Measure protects Florida’s pioneering effort, led by then-House Speaker Rubio, to sanction Iran at state level.
Dec 01 2015
Washington, D.C.– U.S. Senators Marco Rubio (R-FL), Mark Kirk (R-IL) and Joe Manchin (D-WV) today introduced legislation, S.Con.Res. 26, to reaffirm congressional support for continued sanctions by state and local governments in the U.S. against Iran’s sponsorship of terrorism, human rights violations, and other illicit behavior.
“As Speaker of the Florida House, I led our state’s push to stand with Israel by requiring the Florida pension program to divest from companies linked to the terrorist regime in Iran,” Rubio said. “As the first state to enact such legislation, Florida pioneered what became a national effort to divest from entities with any link to the brutal Iranian regime, denying it access to more money that would be used to develop nuclear weapons, sponsor terrorism and commit human rights abuses.
“President Obama’s fundamentally flawed nuclear deal potentially jeopardizes the strong stances states have taken to divest from Iran,” added Rubio. “This resolution makes clear that Congress wants to give states the opportunity to take a stand and send the message that this is not Florida’s, or any other state’s deal with Iran; it’s just the president’s flawed deal. With this resolution, states will be able to stop their pension funds from filling Tehran’s coffers.”
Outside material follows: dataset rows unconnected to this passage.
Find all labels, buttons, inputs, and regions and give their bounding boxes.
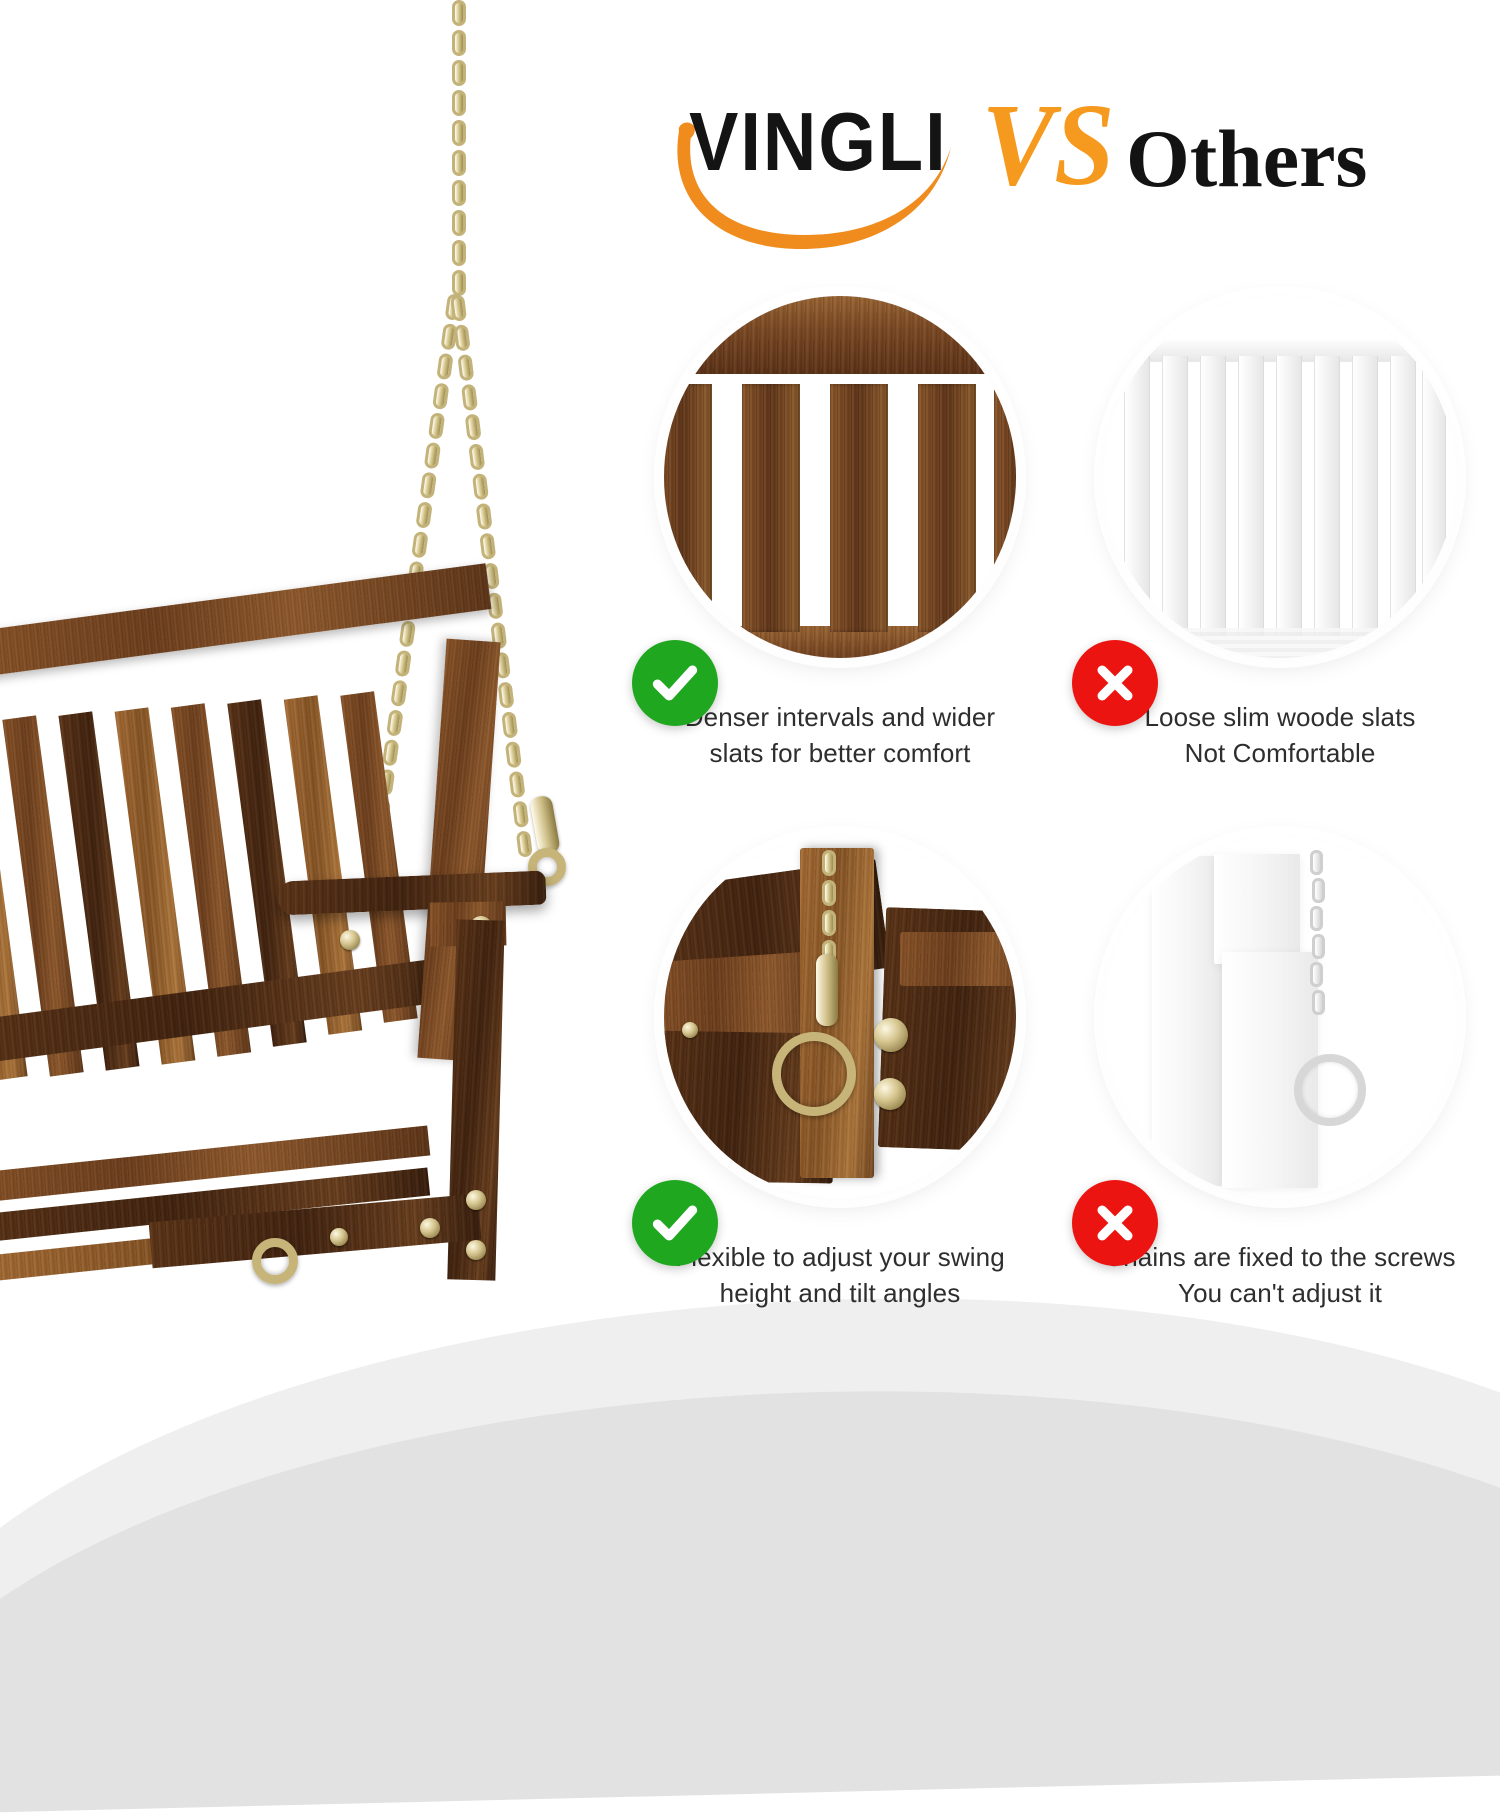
competitor-name: Others: [1126, 118, 1367, 200]
verdict-badge-bad-slats: [1072, 640, 1158, 726]
vingli-brand-lockup: VINGLI: [665, 105, 962, 201]
caption-line-2: You can't adjust it: [1060, 1276, 1500, 1312]
brand-name: VINGLI: [689, 101, 948, 184]
cross-icon: [1087, 1195, 1143, 1251]
adjustable-eye-ring: [772, 1032, 856, 1116]
comparison-cell-slats-good: Denser intervals and wider slats for bet…: [620, 280, 1060, 750]
caption-line-2: slats for better comfort: [620, 736, 1060, 772]
caption-line-2: Not Comfortable: [1060, 736, 1500, 772]
seat-frame-screw-1: [330, 1228, 348, 1246]
verdict-badge-bad-chain: [1072, 1180, 1158, 1266]
adjustable-chain-hardware-photo: [664, 836, 1016, 1198]
bubble-slats-bad: [1104, 296, 1456, 658]
bubble-chain-bad: [1104, 836, 1456, 1198]
dark-wood-wide-slats-photo: [664, 296, 1016, 658]
seat-frame-screw-3: [466, 1190, 486, 1210]
brand-comparison-logo: VINGLI VS Others: [665, 78, 1405, 228]
verdict-badge-good-slats: [632, 640, 718, 726]
armrest-screw-1: [340, 930, 360, 950]
comparison-cell-slats-bad: Loose slim woode slats Not Comfortable: [1060, 280, 1500, 750]
comparison-cell-chain-good: Flexible to adjust your swing height and…: [620, 820, 1060, 1290]
fixed-chain-screws-photo: [1104, 836, 1456, 1198]
caption-line-2: height and tilt angles: [620, 1276, 1060, 1312]
comparison-cell-chain-bad: Chains are fixed to the screws You can't…: [1060, 820, 1500, 1290]
verdict-badge-good-chain: [632, 1180, 718, 1266]
background-sweep-lower: [0, 1368, 1500, 1816]
bubble-slats-good: [664, 296, 1016, 658]
slat-reflection: [1114, 628, 1444, 658]
bubble-chain-good: [664, 836, 1016, 1198]
fixed-chain-ring: [1294, 1054, 1366, 1126]
check-icon: [647, 1195, 703, 1251]
swing-bottom-eye-ring: [252, 1238, 298, 1284]
seat-frame-screw-2: [420, 1218, 440, 1238]
check-icon: [647, 655, 703, 711]
white-thin-slats-photo: [1104, 296, 1456, 658]
comparison-grid: Denser intervals and wider slats for bet…: [620, 280, 1500, 1340]
cross-icon: [1087, 655, 1143, 711]
vs-separator: VS: [981, 86, 1114, 204]
seat-frame-screw-4: [466, 1240, 486, 1260]
porch-swing-product-photo: [0, 0, 620, 1400]
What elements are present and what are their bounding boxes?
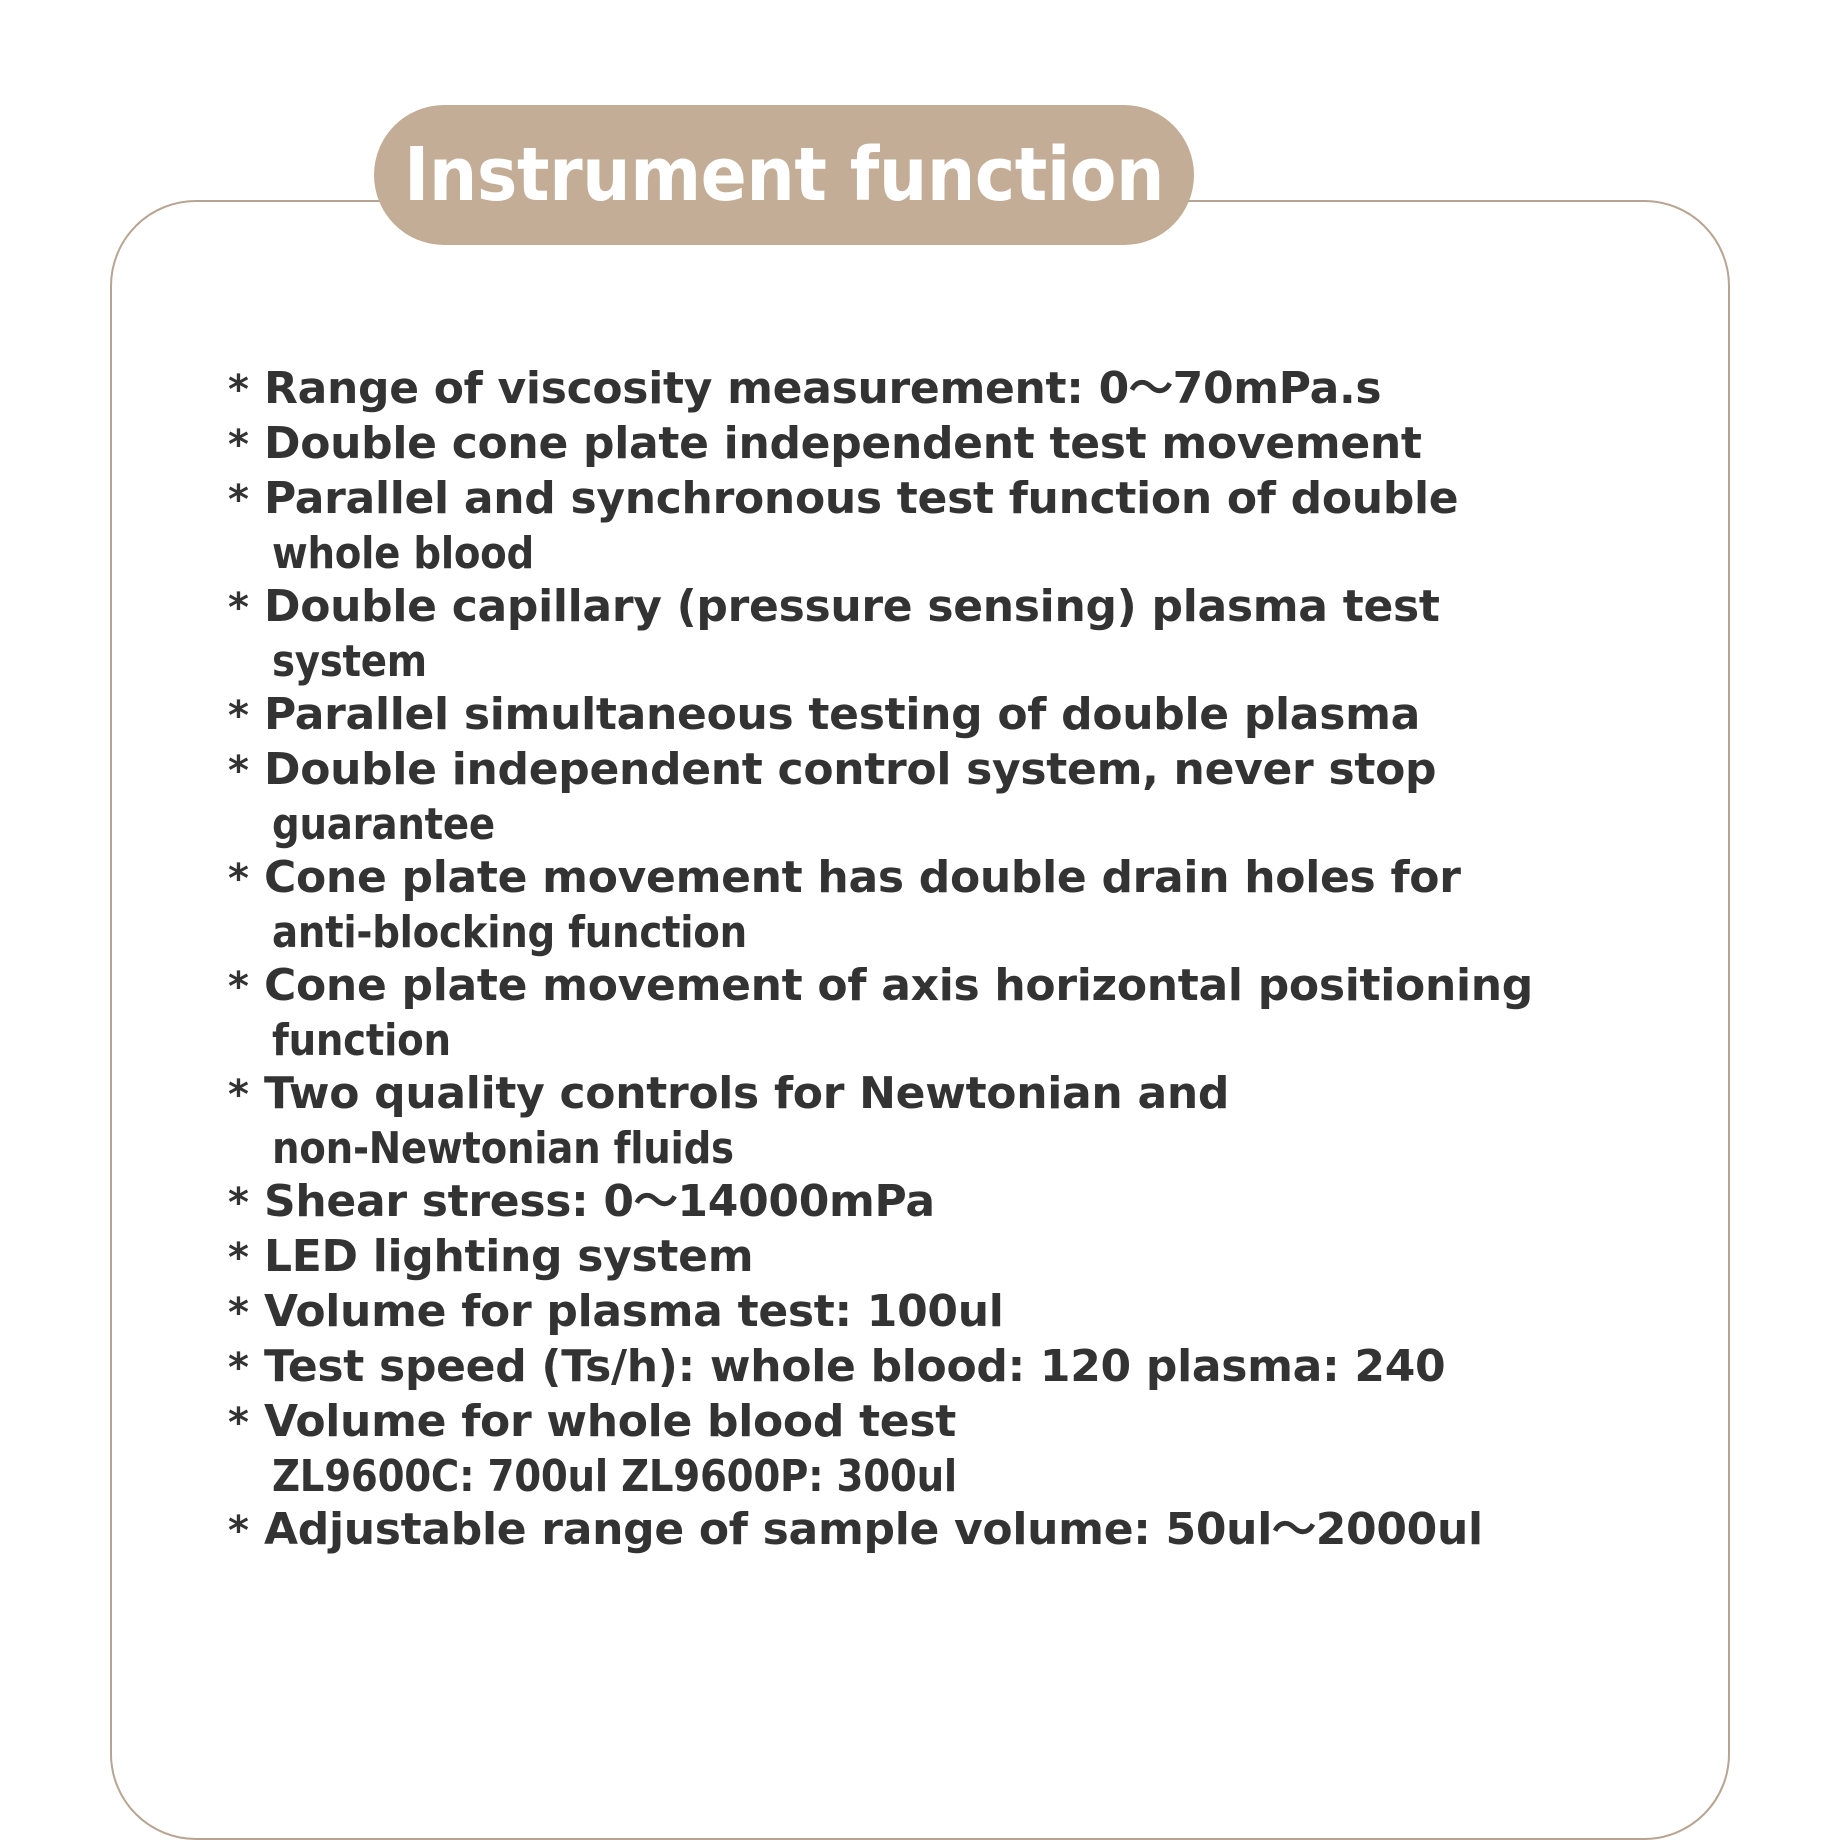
list-item: *Double cone plate independent test move… — [228, 417, 1648, 472]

The concurrent resolution reiterates that U.S. law authorizes state and local governments to enact sanctions against Iran’s illicit activities and entities that do business with Iran, and reaffirms that the nuclear deal with Iran does not affect the legal authority of states and local governments to enact sanctions against Iran’s sponsorship of terrorism and human rights violations.
A PDF of S.Con.Res. 26 is available here.
BACKGROUND: As Speaker of the Florida House, Rubio led Florida’s pioneering effort to sanction Iran at the state level.
- In May 2007, while Rubio was serving as Speaker of the Florida House of Representatives, the legislature passed a bill requiring state retirement funds to divest themselves of investments in companies doing business in Sudan or Iran’s energy sector. (Florida House of Representatives, Bill Number 2142 Roll Call, 5/2/2007)
- As the Associated Press reported, “the measure targets companies with contracts deemed to be helpful to the government of the east African nation of Sudan, which is accused by many nations of supporting a genocide, and companies thought to be involved in Iran’s energy sector.” (Associated Press, “The day in Tallahassee,” 4/25/2007)
- As the Associated Press explained, “A growing number of states [were] moving to pull investments out of companies that conduct business with Iran, North Korea, Sudan and Syria, all of which [were] on the State Department’s list of terror-sponsoring nations.” (Associated Press, “The day in Tallahassee,” 3/28/2007)
- Since then, the District of Columbia and 29 other states have joined Florida and imposed Iran-related divestment sanctions, including: Alaska, Arizona, California, Colorado, Connecticut, Georgia, Illinois, Indiana, Iowa, Louisiana, Maryland, Massachusetts, Michigan, Minnesota, Missouri, Nevada, New Jersey, New York, North Carolina, Ohio, Oklahoma, Oregon, Pennsylvania, Rhode Island, South Carolina, South Dakota, Texas, Utah, and Washington.
- Eleven of these states have also enacted laws or policies to prohibit state or local governments from awarding contracts to firms that do business with Iran: California, Connecticut, Florida, Indiana, Maryland, Michigan, New Jersey, New York, Pennsylvania, Rhode Island and South Carolina.